As someone who has worked across many continents over the years, and has brought my unique, yet much loved Yorkshire straight talking to global organisations, I have recently been asked my opinion on leadership development trends for International businesses.
After having a ponder on this and reflecting on the work we do with our international clients I felt compelled to share my findings – so here they are…
As globalisation continues to rise, one of the greatest challenges facing many multinationals is how to standardise leadership competences and corporate values worldwide. Many global learning and development teams grapple with the benefit of delivering a consistent global leadership programme versus buying separate training courses piecemeal from different providers in different markets.
Creating a common language and having consistency of messaging is so important when it comes to having cohesive collaborative leadership teams, across different parts of the world, and this is often at risk when each of those business units have teams grounded on different training programmes.
The key comes in having a clear vision at board level on how to develop the business’s leaders to support their overall culture and build it into everyday leadership and management behaviour, across the different global sites.
When developing any international leadership development programme the main challenge comes in how to choose content that complements the language and culture of business as a whole, and ensures the learning is understood and applicable globally. Gaining insights in the business and co-creating the approach also goes a long way, as does;
- Being clear on the vision and values helps to deliver a common language
- Starting at the top and engaging with as many senior stakeholders as possible
- Delivering the training to the senior team first, then cascading it across regions, countries and business units
- Where this isn’t possible, working with early adopters and getting going, rather than aiming for a perfect, more traditional roll-out from the top.
With over 20 years in leadership development and a track record in shifting behaviour and making that stick, we know how to overcome cultural boundaries and focus on the fact that no matter where you are in the world managers who engage their teams get better results, better retention and build greater trust and engagement. They do this by getting the basics right and these basics have no language, cultural or organisation barriers.
- Some of the elements we would look at with the design of such a programme include:-
- The power of simple habits – ‘hard-wiring’ some regular rhythm and routine to management tasks
- Great communication skills of listening to understand, asking questions and being straightforward with requests
- Giving appreciative feedback
- Creating a continuous improvement culture with constructive feedback
- Being curious and asking questions, rather than judging
- Regular 1 to 1’s with every team member
Once the programme has been developed the next task is to find a way to deliver the training consistently across the globe.
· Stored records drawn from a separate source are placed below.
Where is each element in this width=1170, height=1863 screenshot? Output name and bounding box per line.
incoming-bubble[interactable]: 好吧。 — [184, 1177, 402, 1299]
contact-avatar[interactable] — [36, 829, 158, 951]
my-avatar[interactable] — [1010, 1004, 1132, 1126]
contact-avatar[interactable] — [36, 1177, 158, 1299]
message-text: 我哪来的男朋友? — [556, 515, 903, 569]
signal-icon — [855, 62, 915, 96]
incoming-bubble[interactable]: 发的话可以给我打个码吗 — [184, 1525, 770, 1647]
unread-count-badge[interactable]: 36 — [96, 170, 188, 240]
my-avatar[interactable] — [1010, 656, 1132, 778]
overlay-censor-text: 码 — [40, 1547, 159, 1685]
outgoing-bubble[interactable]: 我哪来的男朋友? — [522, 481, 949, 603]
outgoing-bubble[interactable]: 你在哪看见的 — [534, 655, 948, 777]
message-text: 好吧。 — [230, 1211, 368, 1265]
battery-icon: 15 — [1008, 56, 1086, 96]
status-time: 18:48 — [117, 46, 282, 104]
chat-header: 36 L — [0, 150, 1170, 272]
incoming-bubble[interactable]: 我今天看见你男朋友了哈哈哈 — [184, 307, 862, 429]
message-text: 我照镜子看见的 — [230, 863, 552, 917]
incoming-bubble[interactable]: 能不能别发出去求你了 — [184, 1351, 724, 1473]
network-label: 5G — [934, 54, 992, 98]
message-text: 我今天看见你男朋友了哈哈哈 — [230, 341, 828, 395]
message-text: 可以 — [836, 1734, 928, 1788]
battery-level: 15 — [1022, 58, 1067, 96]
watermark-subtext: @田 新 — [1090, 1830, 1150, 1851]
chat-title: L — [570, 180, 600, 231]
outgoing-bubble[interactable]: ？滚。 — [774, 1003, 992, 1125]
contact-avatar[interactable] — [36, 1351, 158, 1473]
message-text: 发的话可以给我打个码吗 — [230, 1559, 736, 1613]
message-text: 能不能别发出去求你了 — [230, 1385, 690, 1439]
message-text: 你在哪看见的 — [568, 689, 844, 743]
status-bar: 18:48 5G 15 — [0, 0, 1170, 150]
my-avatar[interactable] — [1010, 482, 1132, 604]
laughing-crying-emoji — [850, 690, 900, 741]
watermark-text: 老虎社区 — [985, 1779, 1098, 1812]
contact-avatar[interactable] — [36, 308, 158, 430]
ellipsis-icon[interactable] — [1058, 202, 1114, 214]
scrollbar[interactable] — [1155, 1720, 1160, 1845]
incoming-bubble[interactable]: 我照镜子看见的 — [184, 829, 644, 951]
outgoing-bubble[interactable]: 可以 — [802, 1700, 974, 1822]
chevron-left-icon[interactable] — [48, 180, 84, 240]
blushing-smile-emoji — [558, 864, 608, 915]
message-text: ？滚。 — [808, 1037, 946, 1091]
In some instances this requires finding Associates who can help us to deliver the training around the world, in their language. Reaching out to our network, we often secure local trainers in the countries of the client’s premises to help deliver our vision. They usually start by participating in the programme and helping with any local language nuances, then attend a train the trainer or co-deliver, and finally take over the programme completely. We often refer to this as see, co, do.
It is key when creating training for global organisations that there is confidence within, so we like to train internal facilitators who then go on to deliver future programmes as well. Line Managers are identified to support the programme in many ways. Sometimes acting as coaches, sometimes acting as ambassadors for the programme, and Nudge support this through on-line training and webinar coach the coach sessions. The internal team then takes on the vital role of ensuring all participants undertake any additional e-learning modules. It is all about facilitating ways for our training to be implemented across the business, across the globe, but led by ‘on board’ leaders who have experienced our training first hand.
On reflection when looking at this are there really key differentiators for delivering leadership development programmes globally? If I had to say the one thing that stands out I think it would be the importance of not getting bogged down by the different cultures too much – controversial as this sounds – but the secret is in delivering a consistent approach, establishing a common language and behaviours, to create a culture that reflects the business’s values as a whole, not getting overwhelmed or diverted by each different country’s varying circumstances.